The business of free
I’ve been using Mailbox for about a month, and—as I make clear in
my review—I’m a big fan. But should customers be worried about the long-term viability of the app, given its $0.00 price tag? Underwood says no.
“We’re really following in the footsteps of companies like Dropbox and Evernote, who have demonstrated their ability to make a good business out of a ‘freemium’ model. You give people a version of the experience for free, and have a series of premium features that more hardcore users can step up and pay for if they’re interested.”
As to what those premium features might be, Underwood is tight-lipped: “We have a lot of stuff in the pipe… But we’re not talking about them yet, because part of the fun is revealing them over time.”

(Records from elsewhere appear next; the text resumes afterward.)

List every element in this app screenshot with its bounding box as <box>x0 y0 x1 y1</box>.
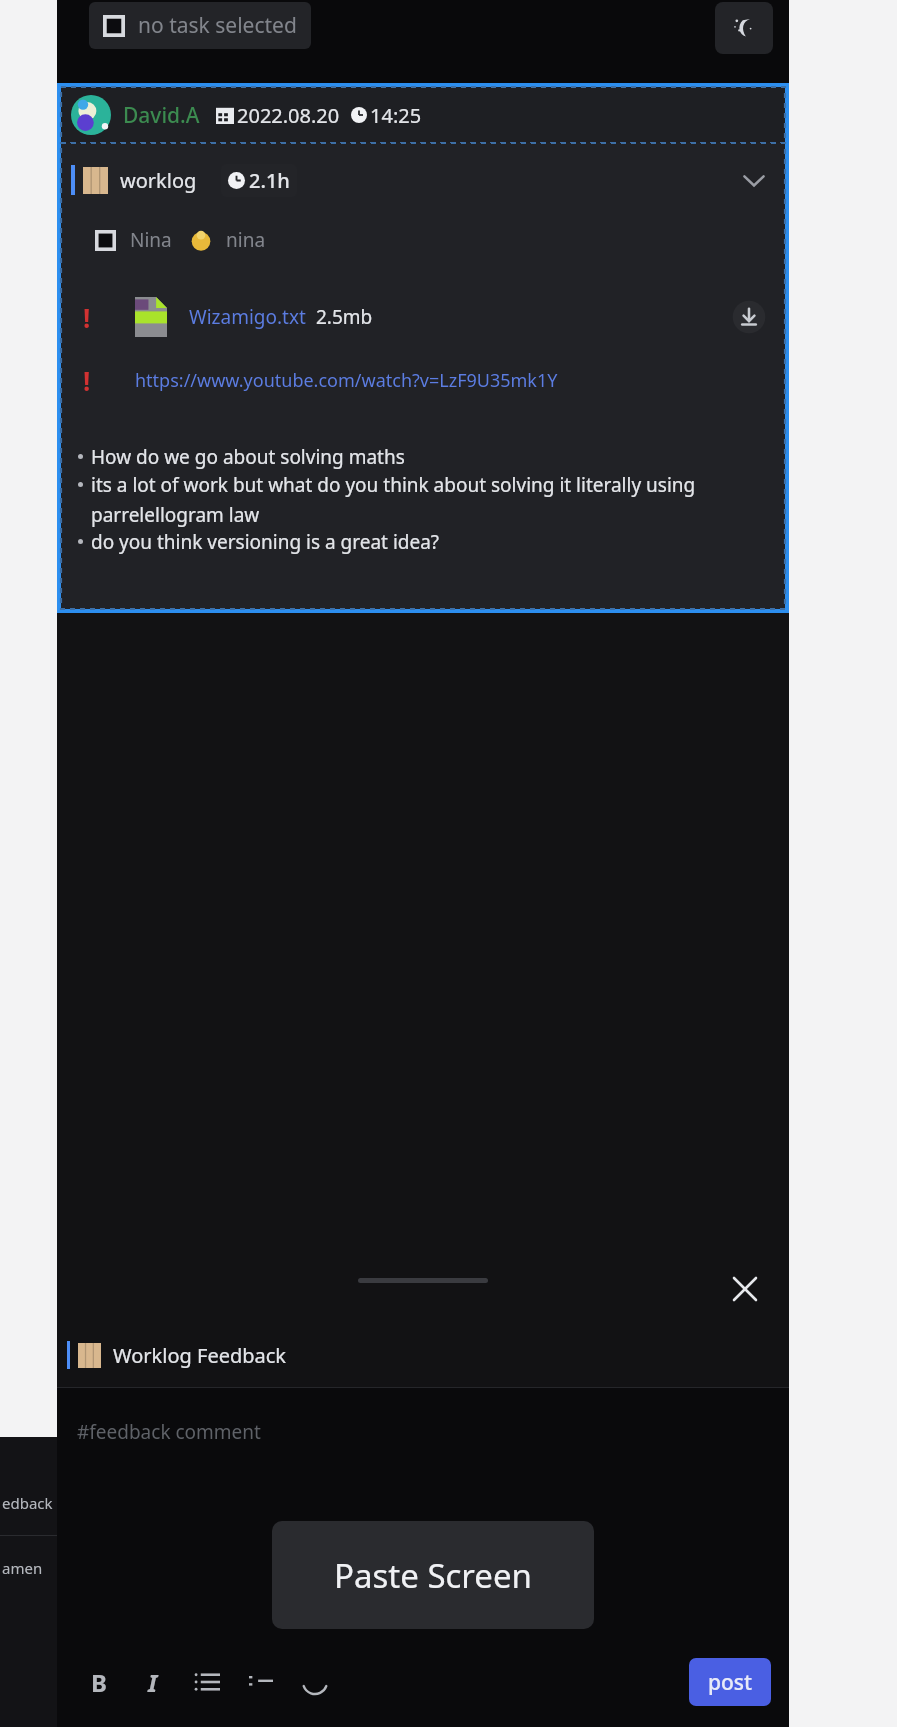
button[interactable]: edback <box>0 1437 57 1727</box>
button[interactable]: #feedback comment <box>77 1419 261 1445</box>
button[interactable]: Nina <box>95 227 266 253</box>
button[interactable]: Paste Screen <box>272 1521 594 1629</box>
staticText: David.A <box>123 101 200 130</box>
button[interactable]: Wizamigo.txt <box>189 304 306 330</box>
staticText: Nina <box>130 227 172 253</box>
staticText: its a lot of work but what do you think … <box>91 472 769 527</box>
button[interactable]: Close <box>725 1269 765 1309</box>
button[interactable]: Bold <box>79 1662 119 1702</box>
staticText: no task selected <box>138 11 297 40</box>
button[interactable]: Emoji <box>295 1662 335 1702</box>
button[interactable]: Download <box>731 299 767 335</box>
staticText: How do we go about solving maths <box>91 444 769 470</box>
button[interactable]: no task selected <box>89 2 311 49</box>
button[interactable]: Italic <box>133 1662 173 1702</box>
staticText: 2.5mb <box>316 304 373 330</box>
staticText: ! <box>83 300 91 335</box>
staticText: 14:25 <box>370 102 422 129</box>
button[interactable]: Collapse <box>737 163 771 197</box>
staticText: amen <box>2 1558 43 1578</box>
button[interactable]: post <box>689 1658 771 1706</box>
staticText: edback <box>2 1493 53 1513</box>
staticText: 2022.08.20 <box>237 102 340 129</box>
button[interactable]: Indent <box>241 1662 281 1702</box>
staticText: B <box>91 1666 107 1699</box>
button[interactable]: Bulleted list <box>187 1662 227 1702</box>
button[interactable]: AI assist <box>715 2 773 54</box>
staticText: do you think versioning is a great idea? <box>91 529 769 555</box>
staticText: ! <box>83 363 91 398</box>
staticText: nina <box>226 227 266 253</box>
staticText: worklog <box>120 167 197 194</box>
button[interactable]: https://www.youtube.com/watch?v=LzF9U35m… <box>135 368 558 393</box>
button[interactable]: Worklog Feedback <box>67 1323 789 1387</box>
staticText: I <box>148 1666 158 1699</box>
staticText: 2.1h <box>249 167 290 194</box>
staticText: Worklog Feedback <box>113 1342 287 1369</box>
staticText: Paste Screen <box>334 1553 532 1598</box>
staticText: post <box>708 1668 753 1697</box>
button[interactable]: worklog <box>71 163 771 197</box>
button[interactable]: David.A <box>61 87 785 609</box>
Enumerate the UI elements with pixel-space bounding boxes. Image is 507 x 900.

Though he wouldn’t spill about upcoming premium features, Underwood did offer a few peeks at where Mailbox is headed. “A native iPad experience is coming,” he said. In fact: “Our goal is to get this app onto every device that people use email on, which means the desktop and Android and maybe other mobile devices as well.”
Mailbox’s primary limitation at launch is that it’s limited to Gmail accounts. That limitation won’t last forever, Underwood said.
“We had to focus with Gmail, but we architected the system so that we can add other email providers as we grow, relatively pain-free.” Limiting the initial release of the app to the iPhone and Gmail, Underwood said, “is just a way for us to have a shot at getting an excellent email app out the door. The ante is so high for email, there’s so much that you have to get right, that we had to constrain the process.”
The acquisition question
The last company to try to reinvent mobile email was Sparrow; it ended up getting
acquired by Google. I asked Underwood whether he expects acquisition might be in Mailbox’s future as well.
Buyouts are “always a risk, to be honest,” he said. Underwood pointed to situations that he thinks motivate acquisitions: “a product isn’t going at a consistent scale, or isn’t likely to grow into a big business, so the team needs to find a home for it, or find a home for the talent.” While he acknowledged the possibility that Mailbox could face such issues, he said that “our hope is to build a big and real business out of this.”
And Underwood likes his chances. “One of the big opportunities here is that pretty much everybody uses email, pretty much everybody uses email on their phone, and pretty much everybody who uses email on their phone kind of hates it right now. And if we can address that problem at scale, we can build a real business.”
Mailbox’s goal, Underwood said, is to “take pain out of your day to day experiences” of managing email, especially using it as a to-do list. If Mailbox can “take a little bit of friction out of email-based collaboration, and do that with a lot of people, you’re greasing the skids for a lot of people.”
Citing the famous Steve Jobs quote, Underwood said that the appeal of building Mailbox was the potential of making
a dent in the universe. “I think we have a shot.”